[llvm] [LSR] Split the -lsr-term-fold transformation into it's own pass (PR #104234)

[Nikita Popov via llvm-commits]

================
@@ -0,0 +1,386 @@
+//===- LoopTermFold.cpp - Eliminate last use of IV in exit branch----------===//
+//
+// Part of the LLVM Project, under the Apache License v2.0 with LLVM Exceptions.
+// See https://llvm.org/LICENSE.txt for license information.

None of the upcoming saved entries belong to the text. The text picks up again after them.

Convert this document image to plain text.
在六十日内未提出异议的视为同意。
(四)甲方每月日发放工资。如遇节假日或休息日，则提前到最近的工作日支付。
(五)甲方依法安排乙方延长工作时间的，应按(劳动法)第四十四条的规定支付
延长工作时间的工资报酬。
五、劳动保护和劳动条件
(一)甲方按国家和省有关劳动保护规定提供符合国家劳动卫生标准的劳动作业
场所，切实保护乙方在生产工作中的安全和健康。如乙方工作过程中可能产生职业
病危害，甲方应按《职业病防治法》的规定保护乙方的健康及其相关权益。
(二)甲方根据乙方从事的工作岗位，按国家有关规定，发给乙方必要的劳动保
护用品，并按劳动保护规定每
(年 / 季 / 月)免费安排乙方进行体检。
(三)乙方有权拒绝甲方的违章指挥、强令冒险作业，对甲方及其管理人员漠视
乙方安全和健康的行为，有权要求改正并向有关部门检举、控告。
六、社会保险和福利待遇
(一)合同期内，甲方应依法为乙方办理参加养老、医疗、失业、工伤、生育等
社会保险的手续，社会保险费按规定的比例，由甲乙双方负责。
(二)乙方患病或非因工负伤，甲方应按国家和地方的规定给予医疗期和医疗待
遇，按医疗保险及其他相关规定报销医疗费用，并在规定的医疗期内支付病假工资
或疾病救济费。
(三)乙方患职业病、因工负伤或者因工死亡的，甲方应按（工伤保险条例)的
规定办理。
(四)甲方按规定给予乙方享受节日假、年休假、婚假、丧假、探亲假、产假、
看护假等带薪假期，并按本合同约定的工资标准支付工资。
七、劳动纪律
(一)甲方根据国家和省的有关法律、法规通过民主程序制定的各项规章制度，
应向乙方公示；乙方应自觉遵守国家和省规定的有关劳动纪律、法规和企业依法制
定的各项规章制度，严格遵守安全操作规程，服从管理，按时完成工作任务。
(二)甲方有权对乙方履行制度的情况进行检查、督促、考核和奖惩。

+// SPDX-License-Identifier: Apache-2.0 WITH LLVM-exception
+//
+//===----------------------------------------------------------------------===//
+//===----------------------------------------------------------------------===//
+
+#include "llvm/Transforms/Scalar/LoopTermFold.h"
+#include "llvm/ADT/Statistic.h"
+#include "llvm/Analysis/LoopAnalysisManager.h"
+#include "llvm/Analysis/LoopInfo.h"
+#include "llvm/Analysis/LoopPass.h"
+#include "llvm/Analysis/MemorySSA.h"
+#include "llvm/Analysis/MemorySSAUpdater.h"
+#include "llvm/Analysis/ScalarEvolution.h"
+#include "llvm/Analysis/ScalarEvolutionExpressions.h"
+#include "llvm/Analysis/TargetLibraryInfo.h"
+#include "llvm/Analysis/TargetTransformInfo.h"
+#include "llvm/Analysis/ValueTracking.h"
+#include "llvm/CodeGen/Passes.h"
+#include "llvm/Config/llvm-config.h"
+#include "llvm/IR/BasicBlock.h"
+#include "llvm/IR/Dominators.h"
+#include "llvm/IR/IRBuilder.h"
+#include "llvm/IR/InstrTypes.h"
+#include "llvm/IR/Instruction.h"
+#include "llvm/IR/Instructions.h"
+#include "llvm/IR/Module.h"
+#include "llvm/IR/Type.h"
+#include "llvm/IR/Value.h"
+#include "llvm/InitializePasses.h"
+#include "llvm/Pass.h"
+#include "llvm/Support/Debug.h"
+#include "llvm/Support/raw_ostream.h"
+#include "llvm/Transforms/Scalar.h"
+#include "llvm/Transforms/Utils.h"
+#include "llvm/Transforms/Utils/BasicBlockUtils.h"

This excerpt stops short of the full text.